ISSN Online: 2688-7231
ISBN Online: 978-1-56700-524-0
Proceedings of the 26thNational and 4th International ISHMT-ASTFE Heat and Mass Transfer Conference December 17-20, 2021, IIT Madras, Chennai-600036, Tamil Nadu, India
Assessment of parallelization techniques for an Eulerian-Lagrangian multiphase flow algorithm
Turbulent flows carrying a large population of small, inertial particles are commonly observed in nature and engineering applications. The complex interactions between tiny particles and the carrier fluid turbulence observed in such flows are resolved accurately, both in space and time, using Eulerian-Lagrangian direct numerical simulation (DNS). Nevertheless, these computations are resource-intensive, and therefore, parallel computations are necessary to cut down the computation time. This paper presents various parallelization techniques implemented in the in-house code MGLET-LaParT using Message Passing Interface (MPI) to perform Eulerian-Lagrangian DNS of particle-laden turbulent flows.

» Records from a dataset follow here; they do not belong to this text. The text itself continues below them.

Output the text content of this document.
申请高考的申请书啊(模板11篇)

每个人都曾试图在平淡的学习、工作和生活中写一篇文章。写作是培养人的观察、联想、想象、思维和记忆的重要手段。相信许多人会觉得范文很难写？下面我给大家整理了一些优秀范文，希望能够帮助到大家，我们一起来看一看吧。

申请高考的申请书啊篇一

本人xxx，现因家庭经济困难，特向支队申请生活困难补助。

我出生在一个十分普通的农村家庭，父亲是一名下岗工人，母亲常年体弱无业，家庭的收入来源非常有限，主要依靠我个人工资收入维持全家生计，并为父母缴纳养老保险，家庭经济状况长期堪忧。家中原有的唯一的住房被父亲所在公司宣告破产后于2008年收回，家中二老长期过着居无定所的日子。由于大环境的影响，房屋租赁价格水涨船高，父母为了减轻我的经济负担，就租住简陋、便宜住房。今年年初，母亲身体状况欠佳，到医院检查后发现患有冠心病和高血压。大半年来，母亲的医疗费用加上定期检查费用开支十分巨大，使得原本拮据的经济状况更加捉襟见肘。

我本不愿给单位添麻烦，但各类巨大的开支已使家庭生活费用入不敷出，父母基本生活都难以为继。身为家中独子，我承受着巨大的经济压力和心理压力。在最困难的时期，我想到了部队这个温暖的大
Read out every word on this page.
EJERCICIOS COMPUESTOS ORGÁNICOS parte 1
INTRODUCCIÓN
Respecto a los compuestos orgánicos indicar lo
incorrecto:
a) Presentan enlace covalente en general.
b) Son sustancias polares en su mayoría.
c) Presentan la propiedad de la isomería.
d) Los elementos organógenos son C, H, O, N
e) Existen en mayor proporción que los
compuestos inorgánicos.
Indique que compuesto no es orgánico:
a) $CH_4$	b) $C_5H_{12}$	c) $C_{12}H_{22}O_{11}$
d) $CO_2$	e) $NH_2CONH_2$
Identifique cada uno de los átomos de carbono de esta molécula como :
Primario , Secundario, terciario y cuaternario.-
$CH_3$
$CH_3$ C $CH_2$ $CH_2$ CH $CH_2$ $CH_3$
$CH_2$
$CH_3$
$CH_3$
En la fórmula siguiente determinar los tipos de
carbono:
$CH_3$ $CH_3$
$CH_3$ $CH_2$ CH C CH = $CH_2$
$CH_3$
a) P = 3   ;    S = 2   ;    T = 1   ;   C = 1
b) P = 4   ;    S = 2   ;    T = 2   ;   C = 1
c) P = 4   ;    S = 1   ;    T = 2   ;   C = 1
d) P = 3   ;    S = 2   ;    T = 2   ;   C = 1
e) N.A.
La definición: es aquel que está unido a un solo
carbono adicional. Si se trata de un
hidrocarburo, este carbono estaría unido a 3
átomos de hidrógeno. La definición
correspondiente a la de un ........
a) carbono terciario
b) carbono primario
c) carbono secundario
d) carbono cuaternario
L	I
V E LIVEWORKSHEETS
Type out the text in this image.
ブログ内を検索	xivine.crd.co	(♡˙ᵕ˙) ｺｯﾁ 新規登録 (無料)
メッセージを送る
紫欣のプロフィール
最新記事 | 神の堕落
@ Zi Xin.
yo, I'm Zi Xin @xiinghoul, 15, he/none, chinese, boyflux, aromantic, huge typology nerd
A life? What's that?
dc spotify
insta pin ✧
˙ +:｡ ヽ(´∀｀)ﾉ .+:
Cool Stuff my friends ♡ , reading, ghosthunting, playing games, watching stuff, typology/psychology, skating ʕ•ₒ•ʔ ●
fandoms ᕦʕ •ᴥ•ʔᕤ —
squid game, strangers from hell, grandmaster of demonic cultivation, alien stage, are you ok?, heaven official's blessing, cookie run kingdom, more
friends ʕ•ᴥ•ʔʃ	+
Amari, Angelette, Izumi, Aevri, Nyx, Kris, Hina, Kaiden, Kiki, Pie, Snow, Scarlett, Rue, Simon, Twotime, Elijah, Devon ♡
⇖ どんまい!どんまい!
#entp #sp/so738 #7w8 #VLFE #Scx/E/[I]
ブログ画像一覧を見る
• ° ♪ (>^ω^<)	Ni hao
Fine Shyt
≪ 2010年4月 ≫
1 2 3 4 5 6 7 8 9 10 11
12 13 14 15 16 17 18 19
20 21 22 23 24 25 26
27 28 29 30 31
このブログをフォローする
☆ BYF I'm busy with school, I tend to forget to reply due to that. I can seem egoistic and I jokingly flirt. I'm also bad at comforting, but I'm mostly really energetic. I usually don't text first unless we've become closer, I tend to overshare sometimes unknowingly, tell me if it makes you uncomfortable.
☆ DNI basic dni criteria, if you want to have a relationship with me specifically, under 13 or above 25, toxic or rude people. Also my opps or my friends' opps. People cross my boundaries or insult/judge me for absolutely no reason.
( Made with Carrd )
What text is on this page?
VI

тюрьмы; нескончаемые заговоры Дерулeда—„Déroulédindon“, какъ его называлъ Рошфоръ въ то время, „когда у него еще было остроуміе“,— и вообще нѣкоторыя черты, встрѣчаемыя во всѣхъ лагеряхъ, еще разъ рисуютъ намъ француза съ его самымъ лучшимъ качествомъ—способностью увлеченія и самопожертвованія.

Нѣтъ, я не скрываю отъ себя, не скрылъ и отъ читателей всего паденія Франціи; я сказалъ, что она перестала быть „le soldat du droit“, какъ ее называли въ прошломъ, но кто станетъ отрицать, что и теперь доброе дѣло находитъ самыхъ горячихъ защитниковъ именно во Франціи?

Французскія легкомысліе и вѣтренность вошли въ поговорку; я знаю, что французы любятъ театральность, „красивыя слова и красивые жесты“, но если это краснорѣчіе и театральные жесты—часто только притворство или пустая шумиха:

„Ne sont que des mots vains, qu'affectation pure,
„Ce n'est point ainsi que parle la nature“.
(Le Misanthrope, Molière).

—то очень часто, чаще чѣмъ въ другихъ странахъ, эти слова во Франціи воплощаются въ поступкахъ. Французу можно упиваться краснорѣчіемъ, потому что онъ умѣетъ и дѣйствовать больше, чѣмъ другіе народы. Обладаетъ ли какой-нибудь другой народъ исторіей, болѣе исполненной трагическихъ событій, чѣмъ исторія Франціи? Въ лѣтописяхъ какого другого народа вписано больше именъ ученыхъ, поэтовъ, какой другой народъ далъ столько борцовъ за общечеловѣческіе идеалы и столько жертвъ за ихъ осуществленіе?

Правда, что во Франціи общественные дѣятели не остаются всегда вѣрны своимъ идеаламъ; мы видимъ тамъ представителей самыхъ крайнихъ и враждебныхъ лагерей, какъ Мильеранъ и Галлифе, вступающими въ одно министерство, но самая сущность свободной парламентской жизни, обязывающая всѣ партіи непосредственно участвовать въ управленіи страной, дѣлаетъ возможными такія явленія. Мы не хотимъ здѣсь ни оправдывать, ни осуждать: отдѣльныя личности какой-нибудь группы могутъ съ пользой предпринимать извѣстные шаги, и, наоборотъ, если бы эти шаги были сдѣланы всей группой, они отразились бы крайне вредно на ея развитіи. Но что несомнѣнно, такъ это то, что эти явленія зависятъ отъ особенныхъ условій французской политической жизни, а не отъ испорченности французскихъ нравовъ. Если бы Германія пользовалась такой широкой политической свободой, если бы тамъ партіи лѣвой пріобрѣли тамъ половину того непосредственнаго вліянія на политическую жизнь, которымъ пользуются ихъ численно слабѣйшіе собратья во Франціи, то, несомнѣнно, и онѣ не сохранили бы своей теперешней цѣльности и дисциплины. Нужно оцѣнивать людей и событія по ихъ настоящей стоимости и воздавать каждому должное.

A strong scaling study is performed on Intel Xeon Silver 4116 CPU cluster ‘Pavan’ to assess the performances of implemented parallelization techniques. Relative comparisons of the computation costs of executing critical steps among various parallel algorithms are presented. We perform simulations addressing two different scenarios, uniform and highly non-uniform particle distributions over the MPI subdomains, respectively. We show that the parallelization based on the Eulerian domain decomposition is the computationally most efficient strategy for flow configurations that produce uniform particle distribution over MPI subdomains. On the other hand, the Lagrangian data decomposition based parallelization is an appropriate strategy for flow problems that exhibit highly non-uniform distribution of particles over MPI subdomains.